CAMPOBASSO – Una truffa ai danni di un anziano vedovo di 90 anni è stata sventata grazie all’intervento della Squadra Mobile della Polizia di Stato.
L’episodio si è verificato il 21 luglio scorso, nell’ambito dei servizi di contrasto ai reati contro il patrimonio.
Secondo quanto ricostruito dagli investigatori, l’anziano aveva ricevuto la telefonata di un sedicente maresciallo dei Carabinieri che lo aveva convinto della necessità di consegnare denaro e preziosi per risolvere presunti problemi giudiziari. Il falso militare sosteneva che la carta d’identità dell’uomo fosse stata rinvenuta accanto a gioielli rubati, prospettando un imminente ritiro da parte di un incaricato.
Il novantenne, insospettito, ha avvertito un familiare che ha richiesto l’intervento della Polizia. Poco dopo, un giovane si è presentato presso l’abitazione appropriandosi di un sacchetto contenente contanti e gioielli per un valore stimato di circa 6.000 euro. Gli agenti, già presenti sul posto, lo hanno fermato immediatamente.

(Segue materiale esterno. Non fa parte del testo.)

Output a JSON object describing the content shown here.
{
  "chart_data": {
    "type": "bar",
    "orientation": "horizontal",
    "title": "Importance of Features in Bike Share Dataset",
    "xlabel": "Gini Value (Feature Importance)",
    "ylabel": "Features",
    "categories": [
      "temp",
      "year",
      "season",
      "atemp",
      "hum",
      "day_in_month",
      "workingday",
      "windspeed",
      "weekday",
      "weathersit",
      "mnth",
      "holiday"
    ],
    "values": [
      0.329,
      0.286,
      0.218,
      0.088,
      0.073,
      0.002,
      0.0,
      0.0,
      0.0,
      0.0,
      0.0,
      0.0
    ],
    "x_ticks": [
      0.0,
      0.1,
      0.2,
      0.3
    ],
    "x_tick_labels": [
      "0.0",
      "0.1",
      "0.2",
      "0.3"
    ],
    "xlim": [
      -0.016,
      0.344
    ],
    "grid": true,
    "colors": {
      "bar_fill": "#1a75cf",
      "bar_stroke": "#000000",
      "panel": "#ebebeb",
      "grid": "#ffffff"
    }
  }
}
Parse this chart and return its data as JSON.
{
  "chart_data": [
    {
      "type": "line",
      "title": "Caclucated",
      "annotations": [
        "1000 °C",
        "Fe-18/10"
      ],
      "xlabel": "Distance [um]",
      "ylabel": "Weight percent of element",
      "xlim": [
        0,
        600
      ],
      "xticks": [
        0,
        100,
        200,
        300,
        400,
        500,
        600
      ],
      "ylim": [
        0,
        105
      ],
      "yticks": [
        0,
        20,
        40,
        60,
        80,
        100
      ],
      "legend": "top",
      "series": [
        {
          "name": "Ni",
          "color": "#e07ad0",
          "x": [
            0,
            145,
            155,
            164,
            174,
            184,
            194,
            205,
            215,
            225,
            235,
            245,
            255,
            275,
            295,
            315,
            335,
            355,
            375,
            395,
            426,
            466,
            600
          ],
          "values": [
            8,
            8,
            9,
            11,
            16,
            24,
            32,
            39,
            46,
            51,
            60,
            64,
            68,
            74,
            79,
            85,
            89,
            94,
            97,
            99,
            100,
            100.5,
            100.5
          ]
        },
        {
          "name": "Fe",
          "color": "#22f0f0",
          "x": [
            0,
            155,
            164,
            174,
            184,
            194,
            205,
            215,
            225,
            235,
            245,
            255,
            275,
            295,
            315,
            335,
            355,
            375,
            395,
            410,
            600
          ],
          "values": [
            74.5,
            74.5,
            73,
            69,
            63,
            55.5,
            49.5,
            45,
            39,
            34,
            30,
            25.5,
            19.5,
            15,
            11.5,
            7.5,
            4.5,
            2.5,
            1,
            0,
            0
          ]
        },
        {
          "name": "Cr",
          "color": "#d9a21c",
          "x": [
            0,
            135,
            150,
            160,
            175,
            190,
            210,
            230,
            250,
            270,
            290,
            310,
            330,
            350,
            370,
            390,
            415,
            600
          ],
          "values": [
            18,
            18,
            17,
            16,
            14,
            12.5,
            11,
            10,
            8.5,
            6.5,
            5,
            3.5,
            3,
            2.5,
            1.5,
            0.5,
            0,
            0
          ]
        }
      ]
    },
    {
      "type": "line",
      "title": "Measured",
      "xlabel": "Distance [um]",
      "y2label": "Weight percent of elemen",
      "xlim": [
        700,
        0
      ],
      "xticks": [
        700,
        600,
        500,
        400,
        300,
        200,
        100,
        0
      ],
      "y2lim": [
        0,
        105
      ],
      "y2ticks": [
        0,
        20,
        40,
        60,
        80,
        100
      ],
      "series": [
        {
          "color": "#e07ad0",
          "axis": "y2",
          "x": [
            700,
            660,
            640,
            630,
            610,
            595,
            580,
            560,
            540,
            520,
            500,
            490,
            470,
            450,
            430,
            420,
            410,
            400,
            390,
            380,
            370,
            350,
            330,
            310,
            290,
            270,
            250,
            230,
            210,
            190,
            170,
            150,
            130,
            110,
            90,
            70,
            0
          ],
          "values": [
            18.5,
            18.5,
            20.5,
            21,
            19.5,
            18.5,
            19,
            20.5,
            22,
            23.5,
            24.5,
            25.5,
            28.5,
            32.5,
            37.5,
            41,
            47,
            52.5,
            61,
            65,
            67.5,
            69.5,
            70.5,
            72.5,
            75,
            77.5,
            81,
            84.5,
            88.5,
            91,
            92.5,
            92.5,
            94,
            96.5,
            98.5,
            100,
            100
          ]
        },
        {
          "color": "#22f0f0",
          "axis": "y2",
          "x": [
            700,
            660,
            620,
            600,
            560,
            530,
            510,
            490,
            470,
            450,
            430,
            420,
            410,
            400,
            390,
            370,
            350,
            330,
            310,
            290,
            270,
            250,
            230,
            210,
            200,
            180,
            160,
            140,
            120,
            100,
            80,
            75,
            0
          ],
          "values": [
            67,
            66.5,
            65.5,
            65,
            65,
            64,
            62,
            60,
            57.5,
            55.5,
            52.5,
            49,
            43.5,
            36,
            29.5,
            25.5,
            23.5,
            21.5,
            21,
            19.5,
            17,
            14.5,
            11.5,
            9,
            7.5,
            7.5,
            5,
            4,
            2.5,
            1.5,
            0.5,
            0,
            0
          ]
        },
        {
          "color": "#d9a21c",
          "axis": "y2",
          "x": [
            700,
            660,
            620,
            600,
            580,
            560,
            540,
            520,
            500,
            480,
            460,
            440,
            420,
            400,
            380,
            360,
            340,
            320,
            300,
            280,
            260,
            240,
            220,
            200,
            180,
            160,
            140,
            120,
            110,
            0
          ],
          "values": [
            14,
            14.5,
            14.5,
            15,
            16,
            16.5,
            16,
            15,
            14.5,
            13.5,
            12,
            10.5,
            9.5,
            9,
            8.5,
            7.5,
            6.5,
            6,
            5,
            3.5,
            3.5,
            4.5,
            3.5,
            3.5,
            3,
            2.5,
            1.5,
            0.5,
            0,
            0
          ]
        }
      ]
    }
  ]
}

Su disposizione del Pubblico Ministero presso la Procura della Repubblica di Campobasso, il giovane è stato tratto in arresto in flagranza di reato e condotto presso la Casa Circondariale locale. Tutti i beni sottratti sono stati restituiti al legittimo proprietario.
Il procedimento si trova nella fase delle indagini preliminari. I fatti contestati e la responsabilità penale dell’indagato saranno oggetto di definitivo accertamento soltanto all’esito del giudizio, in conformità al principio costituzionale di presunzione di non colpevolezza.